Pay attention to how you feel during pregnancy, especially if you’re having feelings of doom due to impending parenthood, loss of joy in daily activities and low self esteem. Another sign of prepartum depression is neglecting to take care of yourself during your pregnancy.
If you find yourself not gaining weight due to an improper diet, smoking or drinking, this could be a sign that the pregnancy has taken a larger than expected emotional toll. Untreated prepartum depression can place you at a higher risk of postpartum depression and inhibit bonding with your child. It is important that if you experience any of these symptoms to talk to your OBGYN or provider about what you are going through.
While postpartum depression is a bit more socially discussed than prepartum depression, it can still feel very isolating. Postpartum depression is layered and multifactoria, often due to the chemical, societal, physical and emotional changes experienced after giving birth. After a dramatic rise in estrogen and progesterone during pregnancy, these hormones drop to pre-pregnancy levels just 3 days after giving birth.
This change, along with the new pressures and responsibility of parenthood, can leave someone who has recently given birth feeling overwhelmed or depressed. One in 10 women experience sadness after childbirth, but if that sadness persists for longer than a few weeks it’s important to seek mental health care.
What Can You Do?
Your best advocate, for both you and your fetus, is you. Be as diligent as possible about tracking your mood, anxieties and feelings, and try to find support from other people who have given birth or are pregnant.

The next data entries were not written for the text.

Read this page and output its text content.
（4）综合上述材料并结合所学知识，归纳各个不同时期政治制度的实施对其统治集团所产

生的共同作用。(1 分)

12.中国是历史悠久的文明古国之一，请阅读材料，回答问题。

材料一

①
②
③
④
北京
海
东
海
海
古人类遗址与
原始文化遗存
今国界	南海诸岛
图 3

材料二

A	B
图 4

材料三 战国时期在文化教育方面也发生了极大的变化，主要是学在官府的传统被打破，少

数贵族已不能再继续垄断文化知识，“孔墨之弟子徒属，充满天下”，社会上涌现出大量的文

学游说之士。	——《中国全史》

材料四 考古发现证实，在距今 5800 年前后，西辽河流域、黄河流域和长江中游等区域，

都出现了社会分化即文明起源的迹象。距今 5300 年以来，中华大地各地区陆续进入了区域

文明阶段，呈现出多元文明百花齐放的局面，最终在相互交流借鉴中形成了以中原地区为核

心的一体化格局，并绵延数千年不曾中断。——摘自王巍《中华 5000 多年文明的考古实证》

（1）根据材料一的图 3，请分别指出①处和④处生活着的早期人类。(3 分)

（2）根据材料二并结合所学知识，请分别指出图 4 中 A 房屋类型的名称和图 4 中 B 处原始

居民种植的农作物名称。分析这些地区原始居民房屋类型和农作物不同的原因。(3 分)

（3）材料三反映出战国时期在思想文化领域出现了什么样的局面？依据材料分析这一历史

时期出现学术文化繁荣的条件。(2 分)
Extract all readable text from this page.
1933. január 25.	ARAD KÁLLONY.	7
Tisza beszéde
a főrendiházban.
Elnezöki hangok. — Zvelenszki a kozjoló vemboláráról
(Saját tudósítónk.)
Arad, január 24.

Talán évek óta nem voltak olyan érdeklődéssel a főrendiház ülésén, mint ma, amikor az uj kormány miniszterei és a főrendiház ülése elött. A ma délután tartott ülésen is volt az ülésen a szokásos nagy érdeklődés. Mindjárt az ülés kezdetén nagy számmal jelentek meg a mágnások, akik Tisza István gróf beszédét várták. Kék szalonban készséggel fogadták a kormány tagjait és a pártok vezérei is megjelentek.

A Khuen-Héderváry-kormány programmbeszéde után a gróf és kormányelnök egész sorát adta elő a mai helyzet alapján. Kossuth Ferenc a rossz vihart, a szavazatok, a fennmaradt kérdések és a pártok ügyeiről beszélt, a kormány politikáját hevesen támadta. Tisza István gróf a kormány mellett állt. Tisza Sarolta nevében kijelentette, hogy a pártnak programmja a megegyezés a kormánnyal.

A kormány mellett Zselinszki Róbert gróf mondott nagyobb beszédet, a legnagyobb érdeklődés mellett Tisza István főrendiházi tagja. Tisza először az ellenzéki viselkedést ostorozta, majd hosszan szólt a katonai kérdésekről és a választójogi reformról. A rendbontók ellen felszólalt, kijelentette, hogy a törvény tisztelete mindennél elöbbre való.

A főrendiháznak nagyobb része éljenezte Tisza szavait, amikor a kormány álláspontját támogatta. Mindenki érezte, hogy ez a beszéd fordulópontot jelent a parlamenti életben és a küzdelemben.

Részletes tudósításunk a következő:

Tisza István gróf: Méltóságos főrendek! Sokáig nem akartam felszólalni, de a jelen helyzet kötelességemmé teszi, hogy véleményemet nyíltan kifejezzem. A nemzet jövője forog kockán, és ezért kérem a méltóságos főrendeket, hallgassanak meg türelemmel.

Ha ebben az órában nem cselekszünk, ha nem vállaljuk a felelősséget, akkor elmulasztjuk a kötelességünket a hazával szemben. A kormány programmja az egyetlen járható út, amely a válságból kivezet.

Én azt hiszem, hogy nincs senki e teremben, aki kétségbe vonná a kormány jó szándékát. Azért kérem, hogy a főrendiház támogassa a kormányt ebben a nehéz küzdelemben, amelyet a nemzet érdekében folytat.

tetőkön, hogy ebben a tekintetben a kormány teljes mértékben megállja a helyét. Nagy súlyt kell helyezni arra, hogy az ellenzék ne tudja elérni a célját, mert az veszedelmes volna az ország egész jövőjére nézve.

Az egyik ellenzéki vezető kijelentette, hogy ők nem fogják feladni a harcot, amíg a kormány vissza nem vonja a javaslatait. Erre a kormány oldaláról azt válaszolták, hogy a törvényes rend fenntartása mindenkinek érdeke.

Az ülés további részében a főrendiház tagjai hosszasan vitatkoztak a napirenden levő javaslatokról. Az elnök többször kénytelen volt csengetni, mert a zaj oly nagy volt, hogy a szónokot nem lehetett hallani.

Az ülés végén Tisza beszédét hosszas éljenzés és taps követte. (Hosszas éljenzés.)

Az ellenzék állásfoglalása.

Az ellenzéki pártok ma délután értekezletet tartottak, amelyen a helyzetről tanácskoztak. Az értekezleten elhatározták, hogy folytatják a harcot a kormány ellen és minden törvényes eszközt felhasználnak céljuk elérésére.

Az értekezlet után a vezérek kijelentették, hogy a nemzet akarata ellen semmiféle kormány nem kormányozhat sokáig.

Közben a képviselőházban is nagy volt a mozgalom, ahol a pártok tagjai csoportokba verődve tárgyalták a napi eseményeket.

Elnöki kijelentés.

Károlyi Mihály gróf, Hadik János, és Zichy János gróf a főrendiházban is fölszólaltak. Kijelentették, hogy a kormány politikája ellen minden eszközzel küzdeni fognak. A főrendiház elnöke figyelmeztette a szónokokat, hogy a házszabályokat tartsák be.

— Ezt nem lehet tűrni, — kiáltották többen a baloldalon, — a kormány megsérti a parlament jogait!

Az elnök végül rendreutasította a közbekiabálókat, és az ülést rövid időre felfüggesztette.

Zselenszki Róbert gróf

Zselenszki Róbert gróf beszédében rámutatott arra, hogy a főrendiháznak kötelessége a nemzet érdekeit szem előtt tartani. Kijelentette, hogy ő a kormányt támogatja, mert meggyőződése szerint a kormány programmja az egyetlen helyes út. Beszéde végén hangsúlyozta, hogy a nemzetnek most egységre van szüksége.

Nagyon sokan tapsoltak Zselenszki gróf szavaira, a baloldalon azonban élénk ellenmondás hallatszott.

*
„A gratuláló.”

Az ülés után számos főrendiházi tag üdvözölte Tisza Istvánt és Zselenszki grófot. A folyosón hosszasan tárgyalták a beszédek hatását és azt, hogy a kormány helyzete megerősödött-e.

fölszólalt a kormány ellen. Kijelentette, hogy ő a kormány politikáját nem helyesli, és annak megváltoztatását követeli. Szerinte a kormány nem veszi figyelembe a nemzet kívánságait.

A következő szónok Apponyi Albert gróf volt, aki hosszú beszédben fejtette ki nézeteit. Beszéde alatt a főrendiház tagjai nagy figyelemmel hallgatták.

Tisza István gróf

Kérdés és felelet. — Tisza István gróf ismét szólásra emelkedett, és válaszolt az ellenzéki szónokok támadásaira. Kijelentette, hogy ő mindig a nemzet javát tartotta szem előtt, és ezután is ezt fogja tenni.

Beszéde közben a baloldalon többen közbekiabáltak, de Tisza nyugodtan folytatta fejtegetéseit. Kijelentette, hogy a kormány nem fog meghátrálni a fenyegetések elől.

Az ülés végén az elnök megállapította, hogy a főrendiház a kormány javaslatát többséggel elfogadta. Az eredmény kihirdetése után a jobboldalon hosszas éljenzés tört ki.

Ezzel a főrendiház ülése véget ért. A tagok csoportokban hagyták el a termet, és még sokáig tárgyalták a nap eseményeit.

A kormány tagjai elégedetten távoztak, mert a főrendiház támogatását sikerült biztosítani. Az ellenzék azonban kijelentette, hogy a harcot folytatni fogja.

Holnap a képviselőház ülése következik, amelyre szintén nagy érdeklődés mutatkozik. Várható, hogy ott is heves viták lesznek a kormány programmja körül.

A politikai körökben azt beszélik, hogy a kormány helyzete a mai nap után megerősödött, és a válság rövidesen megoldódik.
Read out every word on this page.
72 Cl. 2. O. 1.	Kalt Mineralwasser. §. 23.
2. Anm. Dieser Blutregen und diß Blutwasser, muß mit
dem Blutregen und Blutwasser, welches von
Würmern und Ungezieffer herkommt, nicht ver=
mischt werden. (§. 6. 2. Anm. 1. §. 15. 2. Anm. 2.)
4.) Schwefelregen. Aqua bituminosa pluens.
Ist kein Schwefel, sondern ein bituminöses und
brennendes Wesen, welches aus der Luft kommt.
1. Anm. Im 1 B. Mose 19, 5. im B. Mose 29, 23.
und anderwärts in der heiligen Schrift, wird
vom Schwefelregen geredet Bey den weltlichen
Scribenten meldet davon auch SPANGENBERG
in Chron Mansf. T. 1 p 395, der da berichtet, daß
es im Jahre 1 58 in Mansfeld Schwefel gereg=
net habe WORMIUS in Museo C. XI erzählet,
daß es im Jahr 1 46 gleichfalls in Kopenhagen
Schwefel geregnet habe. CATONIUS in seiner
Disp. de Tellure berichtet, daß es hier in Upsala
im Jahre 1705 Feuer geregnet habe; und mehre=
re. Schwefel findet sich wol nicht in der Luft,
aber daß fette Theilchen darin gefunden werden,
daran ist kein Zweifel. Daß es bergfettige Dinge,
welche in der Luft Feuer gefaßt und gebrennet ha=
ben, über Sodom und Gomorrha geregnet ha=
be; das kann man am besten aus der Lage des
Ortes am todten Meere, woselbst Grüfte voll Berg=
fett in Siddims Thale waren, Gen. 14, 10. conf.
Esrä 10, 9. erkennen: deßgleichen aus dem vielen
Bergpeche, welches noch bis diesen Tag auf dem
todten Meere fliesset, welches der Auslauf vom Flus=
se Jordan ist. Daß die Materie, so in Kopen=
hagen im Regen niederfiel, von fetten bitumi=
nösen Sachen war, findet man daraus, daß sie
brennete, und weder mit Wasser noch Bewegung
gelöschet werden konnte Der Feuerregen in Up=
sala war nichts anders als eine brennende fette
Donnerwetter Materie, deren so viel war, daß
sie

Have a frank conversation with your healthcare provider about postpartum depression, and talk to your friends, family and primary care physician about a plan or to mitigate potential depression, which can also include medication options. Your feelings are valid, and with proper support and medical advancements, pregnant people should be able to access the mental health support they need.
Pregnancy and new parenthood is marketed as a joy. Just because you aren’t feeling joy at every moment does not mean there’s something wrong with you. Appreciate the incredible feat your body is accomplishing, and seek support when you need it. The only way you are supposed to be feeling is the way you feel.